The CD includes complete scores to the Disney animated short “Off His Rockers” (which played with the Broughton-scored film Honey, I Blew Up the Kid) and the two Roger Rabbit shorts “Roller Coaster Rabbit” and “Trail Mix-Up”. Also included is an 18-minute suite of music from Broughton’s numerous scores to the popular Steven Spielberg produced TV series “Tiny Toon Adventures”. The CD also includes another 18 minute suite entitled “Scherzo Berzerko in 3 Portions”, which isn’t identified as coming from a specific source. This is most likely a suite compiled from a variety of sources and, since this is a promo disc, it may be partly or entirely example music composed specifically for the promo.
Considering that the majority of the source music was pretty clearly inspired by the classic Warner Bros “Looney Toons” shorts, it isn’t surprising that Broughton’s style throughout this album calls to mind the work of Carl Stalling. The music is all orchestral and extremely brass heavy with a very fast paced and lots of quick stings and humorous motifs, including occasional samples of familiar melodies. The music is exceptionally well organized on this CD and it really does play like a cohesive symphonic work. This disc is simply a lot of fun!
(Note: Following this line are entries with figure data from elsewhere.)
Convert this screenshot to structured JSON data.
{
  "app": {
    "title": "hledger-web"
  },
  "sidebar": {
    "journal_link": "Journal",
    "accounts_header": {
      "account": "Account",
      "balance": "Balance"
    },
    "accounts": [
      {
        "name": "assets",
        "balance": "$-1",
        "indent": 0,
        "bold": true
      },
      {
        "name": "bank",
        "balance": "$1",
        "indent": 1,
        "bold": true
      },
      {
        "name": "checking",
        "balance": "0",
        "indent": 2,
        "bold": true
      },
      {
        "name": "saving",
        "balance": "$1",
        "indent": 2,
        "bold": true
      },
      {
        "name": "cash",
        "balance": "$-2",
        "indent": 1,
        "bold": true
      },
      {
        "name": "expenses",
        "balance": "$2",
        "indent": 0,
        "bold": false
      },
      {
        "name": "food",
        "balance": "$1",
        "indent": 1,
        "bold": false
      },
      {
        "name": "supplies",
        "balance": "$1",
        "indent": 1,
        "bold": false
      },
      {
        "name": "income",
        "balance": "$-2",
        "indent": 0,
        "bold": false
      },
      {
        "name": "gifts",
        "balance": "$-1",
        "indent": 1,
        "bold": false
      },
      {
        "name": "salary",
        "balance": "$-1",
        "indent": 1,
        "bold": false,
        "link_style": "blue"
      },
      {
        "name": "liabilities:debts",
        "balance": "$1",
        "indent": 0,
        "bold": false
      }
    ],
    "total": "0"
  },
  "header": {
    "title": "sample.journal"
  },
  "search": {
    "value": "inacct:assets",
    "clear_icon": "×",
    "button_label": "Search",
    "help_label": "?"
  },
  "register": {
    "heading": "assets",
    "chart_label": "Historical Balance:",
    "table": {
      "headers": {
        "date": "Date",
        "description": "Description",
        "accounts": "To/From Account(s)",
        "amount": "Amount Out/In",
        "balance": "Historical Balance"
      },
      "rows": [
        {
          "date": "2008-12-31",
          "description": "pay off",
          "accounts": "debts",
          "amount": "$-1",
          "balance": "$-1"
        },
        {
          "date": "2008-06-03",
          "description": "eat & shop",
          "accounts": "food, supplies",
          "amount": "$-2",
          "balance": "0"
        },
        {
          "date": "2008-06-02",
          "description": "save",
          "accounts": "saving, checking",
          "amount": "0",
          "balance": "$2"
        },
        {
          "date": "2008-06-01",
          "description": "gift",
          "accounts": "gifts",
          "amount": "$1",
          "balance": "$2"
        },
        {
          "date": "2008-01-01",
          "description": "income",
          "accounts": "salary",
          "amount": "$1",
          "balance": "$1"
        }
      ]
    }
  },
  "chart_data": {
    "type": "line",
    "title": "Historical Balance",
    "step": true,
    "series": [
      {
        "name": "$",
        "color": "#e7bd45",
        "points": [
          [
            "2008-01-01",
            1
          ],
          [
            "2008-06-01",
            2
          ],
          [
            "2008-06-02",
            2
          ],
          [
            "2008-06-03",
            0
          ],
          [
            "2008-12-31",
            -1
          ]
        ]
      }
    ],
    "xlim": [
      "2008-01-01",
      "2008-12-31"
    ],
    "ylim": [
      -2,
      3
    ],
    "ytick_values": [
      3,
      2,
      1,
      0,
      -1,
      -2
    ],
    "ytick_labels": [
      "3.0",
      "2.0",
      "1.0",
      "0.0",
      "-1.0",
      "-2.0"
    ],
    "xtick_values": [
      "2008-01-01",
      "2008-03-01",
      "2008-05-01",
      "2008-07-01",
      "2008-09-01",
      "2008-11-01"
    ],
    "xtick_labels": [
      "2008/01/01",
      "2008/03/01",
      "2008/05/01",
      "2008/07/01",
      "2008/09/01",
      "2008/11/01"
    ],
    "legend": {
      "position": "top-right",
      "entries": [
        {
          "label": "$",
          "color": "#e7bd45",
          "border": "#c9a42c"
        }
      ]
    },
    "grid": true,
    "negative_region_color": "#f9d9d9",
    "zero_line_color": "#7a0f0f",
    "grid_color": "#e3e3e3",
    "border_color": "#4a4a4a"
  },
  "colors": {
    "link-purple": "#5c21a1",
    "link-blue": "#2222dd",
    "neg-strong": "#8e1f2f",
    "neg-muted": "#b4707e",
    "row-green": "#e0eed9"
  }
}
Casablanca (Max Steiner, 1942): Casablanca is a pretty likely candidate for being the most truly beloved of American films. I’m sure there are people out there that don’t care for it, but I can’t say that I recall encountering any. The movie was a nearly perfect mix of drama, romance, intrigue, and humor. Max Steiner’s score and Dooley Wilson’s entertaining performances of several classic songs contributed a lot to the film’s success.
Rhino Records released a soundtrack CD, which contains a mix of dialog, songs, and score. A better, purely score and songs release would certainly be welcome, although the Rhino release is probably a more commercially acceptable approach for this film. The condition of the recordings is also surprisingly poor for such a famous film, with quite a bit of static and noise in many of the cues. The orchestral score portions are in much better condition than the songs and dialog segments and sometimes there is a noticeable shift in quality even within a single cue. In some cases, it sounds like the music may have come from LP sources.
The most famous music in the film is, of course, the song “As Time Goes By”, written by Herman Hupfeld. The song wasn’t originally written for the film, but is now pretty much inseparably associated with it. In addition to Wilson’s famous performance of the song, Steiner very frequently incorporates the melody into the score. The rest of the score is extremely romantic, with extensive use of lush strings and piano melodies. Some ethnic elements come into play, particularly during the medleys from the Paris sequences.
I’m generally not a fan of dialog on a soundtrack album and do feel that there is too much here. On the other hand, Casablanca has such a rich selection of exceptionally well-known lines and speeches that it isn’t hard to understand why it was included. Very little of the album features score that doesn’t have dialog and/or sound-effects over the top and it almost plays more like a story album than a score soundtrack. At the end of the album, there are 3 cues, running about 15 minutes, that do present some of the score cues without the dialog. A better presentation of Steiner’s score is definitely needed, but at least the key parts are there.